Последний случай особенно близок к аксеновскому. Вот самое начало романа:
“Помню просторный грязный двор […] Двор стоял у самой реки, и по веснам, когда спадала полая вода, он был усеян щепой и ракушками, а иногда и другими, куда более интересными вещами. Так, однажды мы нашли туго набитую письмами сумку, а потом вода принесла и осторожно положила на берег и самого почтальона […]
Сумку отобрал городовой, а письма, так как они размокли и уже никуда не годились, взяла себе тетя Даша. Но они не совсем размокли: сумка была новая, кожаная и плотно запиралась.
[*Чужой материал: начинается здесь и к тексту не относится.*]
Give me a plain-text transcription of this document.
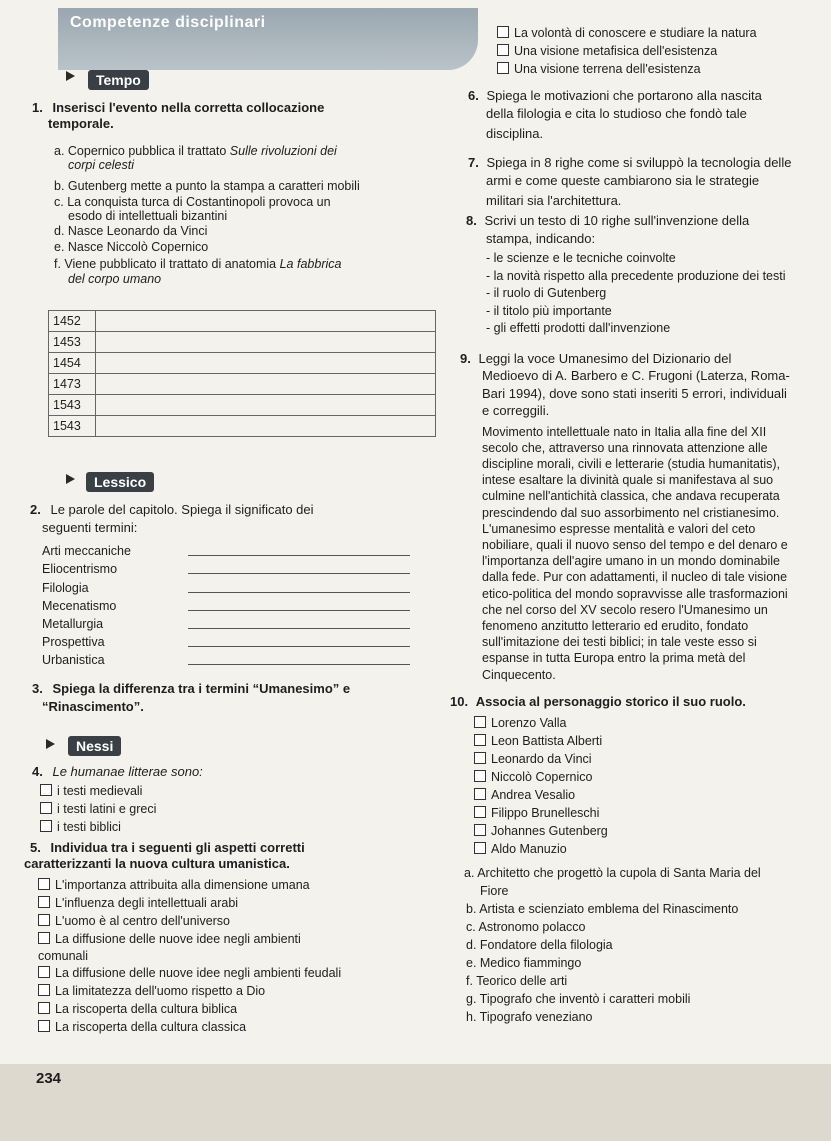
Competenze disciplinari
La volontà di conoscere e studiare la natura
Una visione metafisica dell'esistenza
Una visione terrena dell'esistenza
Tempo
1. Inserisci l'evento nella corretta collocazione
temporale.
a. Copernico pubblica il trattato Sulle rivoluzioni dei
corpi celesti
b. Gutenberg mette a punto la stampa a caratteri mobili
c. La conquista turca di Costantinopoli provoca un
esodo di intellettuali bizantini
d. Nasce Leonardo da Vinci
e. Nasce Niccolò Copernico
f. Viene pubblicato il trattato di anatomia La fabbrica
del corpo umano
1452	
1453	
1454	
1473	
1543	
1543	
Lessico
2. Le parole del capitolo. Spiega il significato dei
seguenti termini:
Arti meccaniche
Eliocentrismo
Filologia
Mecenatismo
Metallurgia
Prospettiva
Urbanistica
3. Spiega la differenza tra i termini “Umanesimo” e
“Rinascimento”.
Nessi
4. Le humanae litterae sono:
i testi medievali
i testi latini e greci
i testi biblici
5. Individua tra i seguenti gli aspetti corretti
caratterizzanti la nuova cultura umanistica.
L'importanza attribuita alla dimensione umana
L'influenza degli intellettuali arabi
L'uomo è al centro dell'universo
La diffusione delle nuove idee negli ambienti
comunali
La diffusione delle nuove idee negli ambienti feudali
La limitatezza dell'uomo rispetto a Dio
La riscoperta della cultura biblica
La riscoperta della cultura classica
6. Spiega le motivazioni che portarono alla nascita
della filologia e cita lo studioso che fondò tale
disciplina.
7. Spiega in 8 righe come si sviluppò la tecnologia delle
armi e come queste cambiarono sia le strategie
militari sia l'architettura.
8. Scrivi un testo di 10 righe sull'invenzione della
stampa, indicando:
- le scienze e le tecniche coinvolte
- la novità rispetto alla precedente produzione dei testi
- il ruolo di Gutenberg
- il titolo più importante
- gli effetti prodotti dall'invenzione
9. Leggi la voce Umanesimo del Dizionario del
Medioevo di A. Barbero e C. Frugoni (Laterza, Roma-
Bari 1994), dove sono stati inseriti 5 errori, individuali
e correggili.
Movimento intellettuale nato in Italia alla fine del XII
secolo che, attraverso una rinnovata attenzione alle
discipline morali, civili e letterarie (studia humanitatis),
intese esaltare la divinità quale si manifestava al suo
culmine nell'antichità classica, che andava recuperata
prescindendo dal suo assorbimento nel cristianesimo.
L'umanesimo espresse mentalità e valori del ceto
nobiliare, quali il nuovo senso del tempo e del denaro e
l'importanza dell'agire umano in un mondo dominabile
dalla fede. Pur con adattamenti, il nucleo di tale visione
etico-politica del mondo sopravvisse alle trasformazioni
che nel corso del XV secolo resero l'Umanesimo un
fenomeno anzitutto letterario ed erudito, fondato
sull'imitazione dei testi biblici; in tale veste esso si
espanse in tutta Europa entro la prima metà del
Cinquecento.
10. Associa al personaggio storico il suo ruolo.
Lorenzo Valla
Leon Battista Alberti
Leonardo da Vinci
Niccolò Copernico
Andrea Vesalio
Filippo Brunelleschi
Johannes Gutenberg
Aldo Manuzio
a. Architetto che progettò la cupola di Santa Maria del
Fiore
b. Artista e scienziato emblema del Rinascimento
c. Astronomo polacco
d. Fondatore della filologia
e. Medico fiammingo
f. Teorico delle arti
g. Tipografo che inventò i caratteri mobili
h. Tipografo veneziano
234
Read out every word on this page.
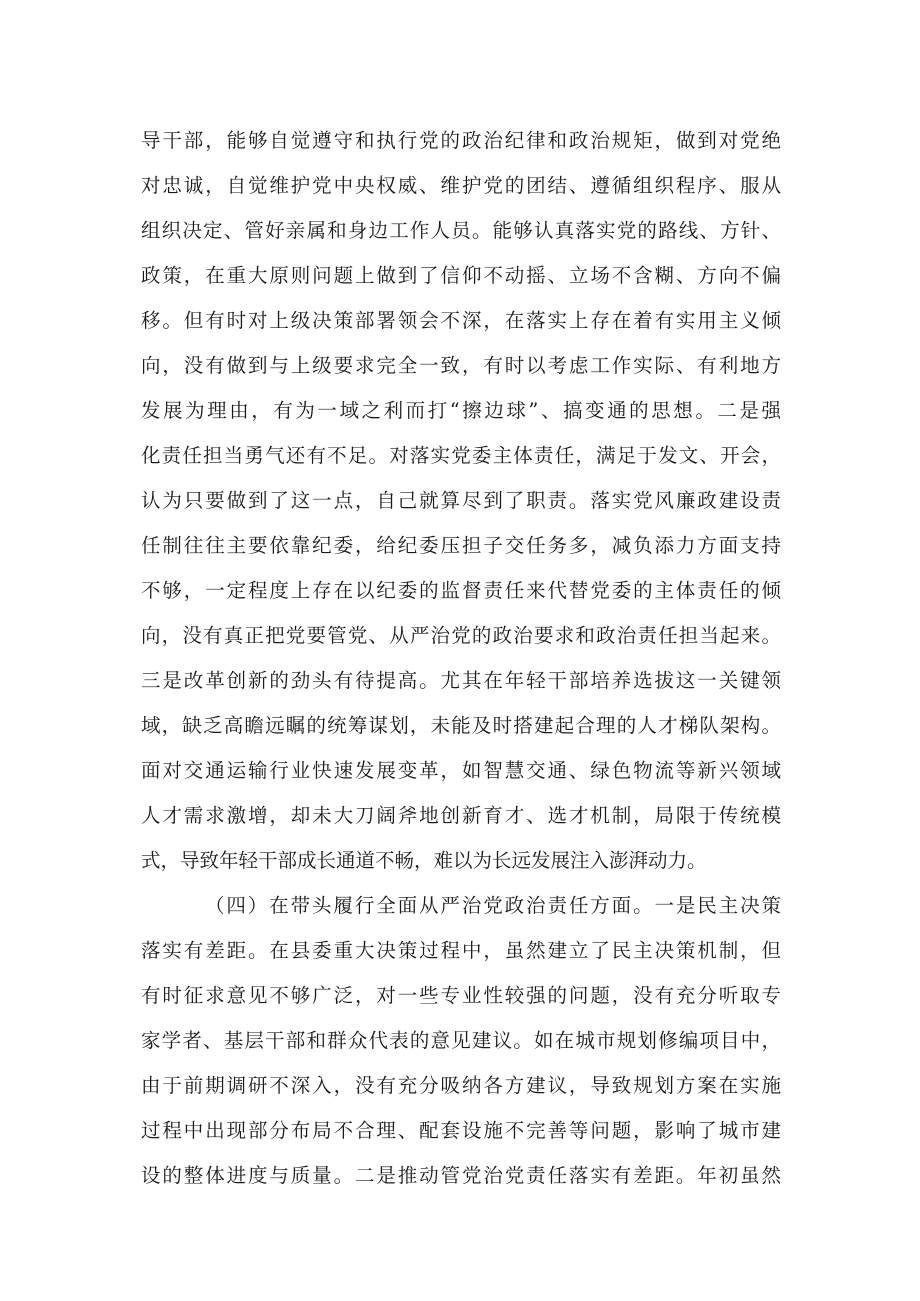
导干部，能够自觉遵守和执行党的政治纪律和政治规矩，做到对党绝
对忠诚，自觉维护党中央权威、维护党的团结、遵循组织程序、服从
组织决定、管好亲属和身边工作人员。能够认真落实党的路线、方针、
政策，在重大原则问题上做到了信仰不动摇、立场不含糊、方向不偏
移。但有时对上级决策部署领会不深，在落实上存在着有实用主义倾
向，没有做到与上级要求完全一致，有时以考虑工作实际、有利地方
发展为理由，有为一域之利而打“擦边球”、搞变通的思想。二是强
化责任担当勇气还有不足。对落实党委主体责任，满足于发文、开会，
认为只要做到了这一点，自己就算尽到了职责。落实党风廉政建设责
任制往往主要依靠纪委，给纪委压担子交任务多，减负添力方面支持
不够，一定程度上存在以纪委的监督责任来代替党委的主体责任的倾
向，没有真正把党要管党、从严治党的政治要求和政治责任担当起来。
三是改革创新的劲头有待提高。尤其在年轻干部培养选拔这一关键领
域，缺乏高瞻远瞩的统筹谋划，未能及时搭建起合理的人才梯队架构。
面对交通运输行业快速发展变革，如智慧交通、绿色物流等新兴领域
人才需求激增，却未大刀阔斧地创新育才、选才机制，局限于传统模
式，导致年轻干部成长通道不畅，难以为长远发展注入澎湃动力。
（四）在带头履行全面从严治党政治责任方面。一是民主决策
落实有差距。在县委重大决策过程中，虽然建立了民主决策机制，但
有时征求意见不够广泛，对一些专业性较强的问题，没有充分听取专
家学者、基层干部和群众代表的意见建议。如在城市规划修编项目中，
由于前期调研不深入，没有充分吸纳各方建议，导致规划方案在实施
过程中出现部分布局不合理、配套设施不完善等问题，影响了城市建
设的整体进度与质量。二是推动管党治党责任落实有差距。年初虽然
Каждый вечер тетя Даша читала вслух по одному письму, иногда только мне, а иногда всему двору”.
“Два капитана” Аксенов, скорее всего, читал (увы, теперь уже не спросишь!), но значит ли это, что свою размокшую газету он взял оттуда? Или у них был общий источник?
В истории европейского романа все дороги ведут к “Дон Кихоту”, и вот что в главе IX Первого тома сообщает повествователь о том, откуда он почерпнул большую часть рассказываемой им истории.
“Однажды, идя в Толедо по улице Алькана, я обратил внимание на одного мальчугана, продававшего торговцу шелком тетради и старую бумагу, а как я большой охотник до чтения и читаю все подряд, даже клочки бумаги, подобранные на улице [не откажу себе и читателю в удовольствии процитировать это по-испански: leí a hasta los papeles que encontraba tirados en las calles], то […] взял я у мальчика одну из тетрадей […] и по начертанию букв догадался, что это арабские буквы. Но догадаться-то я догадался, а прочитать не сумел […] В конце концов судьба свела меня с одним мориском […О]н взял в руки тетрадь […] и, прочитав несколько строк, расхохотался […]
— Здесь, на полях, написано вот что […] Дульсинея Тобосская, которой имя столь часто на страницах предлагаемой истории упоминается, была, говорят, великою мастерицею солить свинину и в рассуждении сего не имела себе равных во всей Ламанче.
Имя Дульсинеи Тобосской повергло меня в крайнее изумление, ибо мне тотчас пришло на ум, что тетради эти заключают в себе историю Дон Кихота. Потрясенный этою догадкою, я попросил мориска немедленно прочитать заглавие, и он тут же, с листа, перевел мне его с арабского на кастильский […]: История Дон Кихота Ламанчского, написанная Сидом Ахмедом Бенинхали, историком арабским […] Бросившись к торговцу шелком, я вырвал у него из рук все тетради и бумаги и за полреала купил их у мальчика […] Затем мы с мориском зашли на церковный двор, и тут я попросил его за любое вознаграждение перевести на кастильский язык […] все, что в этих тетрадях относится к Дон Кихоту […И] он меньше чем за полтора месяца перевел мне всю эту историю так, как она изложена здесь” (пер. Н. Любимова).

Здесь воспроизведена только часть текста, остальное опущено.